Oxford, who were chasing a hat-trick of victories, attacked Cambridge early and successfully negated the Light Blues' advantage in the first bend.
The crews briefly clashed blades as the race entered the Hammersmith bend, where Cambridge's attempted push last year faltered and ultimately handed victory to Oxford. But this year it was the Dark Blues who failed to make the most of the sweeping middle bend that turned in their favour.
Cambridge kept pace, ensuring Oxford could not extend their lead beyond a quarter of a length. And at Corney Reach, where the river turns back towards the Middlesex bend, Cambridge edged ahead and then pulled clear to win by more than a length.
After two years of Oxford dominance on the Tideway, Cambridge completed a double with Goldie winning the reserve race also from the Middlesex station.
Rob Weitemeyer, the Cambridge bow, was in the blue boat that tasted defeat 12 months ago and he revealed how much the pain of that experience influenced the Light Blues yesterday.
He said: "We really focused hard on the second half of the race. We were well aware from the race last week that if you overcook the race in the first three kilometres it really hits you.
"We worked on economy, getting the most out of our power and staying calm, not needing to be in the lead to know it could come good at the end."
Cambridge's 2009 president Henry Pelly tasted defeat in each of the last two years and said: "I couldn't open my eyes at the finish."
And this year's president Deaglan McEachern described the victory as "affirmation of everything we have been doing all year". He added: "I knew if we stuck at them we would be the crew who would hold on at the end. It was a team effort and we came away with what we thought we would."
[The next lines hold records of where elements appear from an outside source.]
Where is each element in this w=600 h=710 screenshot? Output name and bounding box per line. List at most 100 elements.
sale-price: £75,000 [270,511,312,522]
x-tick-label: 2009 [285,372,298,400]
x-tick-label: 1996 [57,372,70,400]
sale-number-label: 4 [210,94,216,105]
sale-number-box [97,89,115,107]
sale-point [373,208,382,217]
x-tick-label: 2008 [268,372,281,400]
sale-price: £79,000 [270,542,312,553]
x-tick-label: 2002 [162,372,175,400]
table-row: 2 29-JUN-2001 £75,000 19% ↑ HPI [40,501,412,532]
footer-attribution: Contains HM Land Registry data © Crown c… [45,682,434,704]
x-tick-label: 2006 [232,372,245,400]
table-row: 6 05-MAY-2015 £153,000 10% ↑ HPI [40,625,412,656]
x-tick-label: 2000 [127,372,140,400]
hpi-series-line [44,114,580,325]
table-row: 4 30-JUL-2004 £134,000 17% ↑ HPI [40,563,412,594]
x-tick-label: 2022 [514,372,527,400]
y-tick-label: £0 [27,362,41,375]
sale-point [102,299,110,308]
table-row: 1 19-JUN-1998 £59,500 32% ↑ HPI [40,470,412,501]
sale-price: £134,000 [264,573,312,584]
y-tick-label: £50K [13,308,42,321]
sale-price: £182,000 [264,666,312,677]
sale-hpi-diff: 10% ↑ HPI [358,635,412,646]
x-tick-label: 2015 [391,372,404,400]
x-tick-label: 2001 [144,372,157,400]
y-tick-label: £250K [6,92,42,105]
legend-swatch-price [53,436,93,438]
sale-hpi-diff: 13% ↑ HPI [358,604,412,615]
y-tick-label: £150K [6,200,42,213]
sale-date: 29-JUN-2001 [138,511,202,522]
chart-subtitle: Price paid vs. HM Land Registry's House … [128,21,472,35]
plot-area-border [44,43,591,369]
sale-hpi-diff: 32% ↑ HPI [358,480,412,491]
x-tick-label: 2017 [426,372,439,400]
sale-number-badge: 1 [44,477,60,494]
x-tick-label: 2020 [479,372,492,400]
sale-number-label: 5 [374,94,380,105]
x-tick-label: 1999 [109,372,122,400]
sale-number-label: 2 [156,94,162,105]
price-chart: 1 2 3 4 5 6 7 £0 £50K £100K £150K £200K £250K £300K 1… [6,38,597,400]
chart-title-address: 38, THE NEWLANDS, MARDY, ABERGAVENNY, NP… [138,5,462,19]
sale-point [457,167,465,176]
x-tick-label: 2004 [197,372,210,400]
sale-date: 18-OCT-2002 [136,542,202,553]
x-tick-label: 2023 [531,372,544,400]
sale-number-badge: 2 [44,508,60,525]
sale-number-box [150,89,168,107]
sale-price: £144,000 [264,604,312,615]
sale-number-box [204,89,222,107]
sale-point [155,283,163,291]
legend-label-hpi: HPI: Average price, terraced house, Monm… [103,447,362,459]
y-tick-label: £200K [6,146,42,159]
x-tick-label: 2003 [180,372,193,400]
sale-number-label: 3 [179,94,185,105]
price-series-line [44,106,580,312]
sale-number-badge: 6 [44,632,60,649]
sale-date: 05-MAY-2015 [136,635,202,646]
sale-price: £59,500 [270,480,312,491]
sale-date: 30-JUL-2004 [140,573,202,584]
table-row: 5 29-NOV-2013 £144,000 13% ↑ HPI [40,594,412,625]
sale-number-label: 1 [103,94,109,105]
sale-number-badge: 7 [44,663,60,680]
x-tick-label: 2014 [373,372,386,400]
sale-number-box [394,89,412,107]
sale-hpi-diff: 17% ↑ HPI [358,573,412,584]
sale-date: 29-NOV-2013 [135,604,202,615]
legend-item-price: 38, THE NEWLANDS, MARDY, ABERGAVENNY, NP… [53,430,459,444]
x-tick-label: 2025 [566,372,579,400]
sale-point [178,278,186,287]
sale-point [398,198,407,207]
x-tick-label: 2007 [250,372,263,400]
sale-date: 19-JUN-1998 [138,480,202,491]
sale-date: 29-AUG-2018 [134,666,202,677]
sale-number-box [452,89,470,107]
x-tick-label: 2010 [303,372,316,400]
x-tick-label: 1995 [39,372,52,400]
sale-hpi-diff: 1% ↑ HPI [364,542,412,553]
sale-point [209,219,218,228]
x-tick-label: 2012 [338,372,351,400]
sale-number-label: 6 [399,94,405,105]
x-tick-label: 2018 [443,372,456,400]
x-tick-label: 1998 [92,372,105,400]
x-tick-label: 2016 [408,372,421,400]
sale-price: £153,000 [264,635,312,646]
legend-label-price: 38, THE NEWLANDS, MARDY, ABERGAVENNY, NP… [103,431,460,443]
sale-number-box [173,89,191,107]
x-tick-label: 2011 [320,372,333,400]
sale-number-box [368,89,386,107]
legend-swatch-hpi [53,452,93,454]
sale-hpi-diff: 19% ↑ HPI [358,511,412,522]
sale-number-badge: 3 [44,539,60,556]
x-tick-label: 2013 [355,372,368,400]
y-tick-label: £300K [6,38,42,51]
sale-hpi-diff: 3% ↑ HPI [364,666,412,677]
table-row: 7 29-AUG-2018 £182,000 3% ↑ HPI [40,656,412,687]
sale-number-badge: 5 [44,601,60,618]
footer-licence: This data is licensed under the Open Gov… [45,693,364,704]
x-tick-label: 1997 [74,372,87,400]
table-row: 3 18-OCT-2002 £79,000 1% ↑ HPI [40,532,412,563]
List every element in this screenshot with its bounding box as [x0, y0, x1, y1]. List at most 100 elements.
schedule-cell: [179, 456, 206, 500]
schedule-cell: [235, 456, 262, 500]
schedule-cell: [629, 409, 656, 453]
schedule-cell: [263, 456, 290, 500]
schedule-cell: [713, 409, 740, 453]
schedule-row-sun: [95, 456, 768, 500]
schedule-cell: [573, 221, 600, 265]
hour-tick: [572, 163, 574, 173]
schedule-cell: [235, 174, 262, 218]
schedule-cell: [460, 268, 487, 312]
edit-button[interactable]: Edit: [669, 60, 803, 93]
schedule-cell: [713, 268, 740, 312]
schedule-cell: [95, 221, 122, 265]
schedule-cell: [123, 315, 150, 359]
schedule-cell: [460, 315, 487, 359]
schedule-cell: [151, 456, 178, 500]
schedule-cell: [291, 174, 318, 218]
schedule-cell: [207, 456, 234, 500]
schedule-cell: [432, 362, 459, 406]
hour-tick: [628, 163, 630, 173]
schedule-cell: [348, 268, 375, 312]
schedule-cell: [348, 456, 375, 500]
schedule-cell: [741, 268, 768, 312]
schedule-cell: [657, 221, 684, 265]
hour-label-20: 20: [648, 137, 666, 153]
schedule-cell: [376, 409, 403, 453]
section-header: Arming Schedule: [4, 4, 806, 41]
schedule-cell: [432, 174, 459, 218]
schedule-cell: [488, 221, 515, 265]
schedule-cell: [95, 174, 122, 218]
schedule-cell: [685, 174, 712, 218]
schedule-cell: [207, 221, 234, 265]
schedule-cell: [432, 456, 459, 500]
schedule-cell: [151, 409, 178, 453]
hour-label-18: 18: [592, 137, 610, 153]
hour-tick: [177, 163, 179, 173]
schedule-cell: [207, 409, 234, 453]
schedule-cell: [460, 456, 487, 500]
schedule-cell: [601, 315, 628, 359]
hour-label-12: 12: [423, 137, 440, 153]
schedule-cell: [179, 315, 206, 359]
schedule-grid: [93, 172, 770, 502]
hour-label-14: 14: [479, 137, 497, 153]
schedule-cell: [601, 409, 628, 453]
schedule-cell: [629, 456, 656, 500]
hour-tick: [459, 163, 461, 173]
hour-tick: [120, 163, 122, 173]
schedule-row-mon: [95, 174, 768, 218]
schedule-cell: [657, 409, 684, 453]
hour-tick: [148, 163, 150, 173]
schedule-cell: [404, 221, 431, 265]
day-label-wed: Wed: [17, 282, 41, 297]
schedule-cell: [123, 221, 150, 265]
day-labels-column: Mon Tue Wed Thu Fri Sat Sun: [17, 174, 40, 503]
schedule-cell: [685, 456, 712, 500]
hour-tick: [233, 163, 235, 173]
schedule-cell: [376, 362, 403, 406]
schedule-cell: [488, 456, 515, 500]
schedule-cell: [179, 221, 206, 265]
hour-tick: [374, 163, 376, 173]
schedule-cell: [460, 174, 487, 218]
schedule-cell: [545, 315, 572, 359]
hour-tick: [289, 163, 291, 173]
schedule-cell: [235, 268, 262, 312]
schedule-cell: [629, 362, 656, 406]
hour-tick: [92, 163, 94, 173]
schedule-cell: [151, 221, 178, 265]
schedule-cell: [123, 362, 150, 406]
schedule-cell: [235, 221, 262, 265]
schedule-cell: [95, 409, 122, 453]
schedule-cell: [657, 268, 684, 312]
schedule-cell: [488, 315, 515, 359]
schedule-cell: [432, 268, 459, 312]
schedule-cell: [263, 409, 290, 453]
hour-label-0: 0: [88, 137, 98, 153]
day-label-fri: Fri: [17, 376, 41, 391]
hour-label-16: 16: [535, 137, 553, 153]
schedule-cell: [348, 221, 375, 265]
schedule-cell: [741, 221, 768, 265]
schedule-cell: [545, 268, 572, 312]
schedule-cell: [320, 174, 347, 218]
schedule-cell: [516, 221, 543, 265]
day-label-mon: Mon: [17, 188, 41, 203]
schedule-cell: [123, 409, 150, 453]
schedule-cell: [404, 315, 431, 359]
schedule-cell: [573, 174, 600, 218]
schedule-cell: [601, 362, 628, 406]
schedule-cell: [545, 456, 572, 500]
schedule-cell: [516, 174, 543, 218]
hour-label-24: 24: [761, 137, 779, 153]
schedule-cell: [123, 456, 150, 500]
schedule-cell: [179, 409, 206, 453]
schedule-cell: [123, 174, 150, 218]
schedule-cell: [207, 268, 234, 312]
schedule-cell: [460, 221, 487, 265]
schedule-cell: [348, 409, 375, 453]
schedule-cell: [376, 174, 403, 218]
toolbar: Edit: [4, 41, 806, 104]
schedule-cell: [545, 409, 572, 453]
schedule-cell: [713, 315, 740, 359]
Oxford's coach Sean Bowden was happy with his crew's start, as they edged a quarter-length lead heading into the Surrey bend but he soon recognised the writing was on the wall.
The middle section can be worth three-quarters of a length but Oxford could not shake the Cambridge crew.
"It was lost because we didn't get enough on the Surrey bend at Hammersmith," said Bowden. "Up to that point we had done well but Cambridge were physically strong around that bend and you sensed from then on that it would be very tough."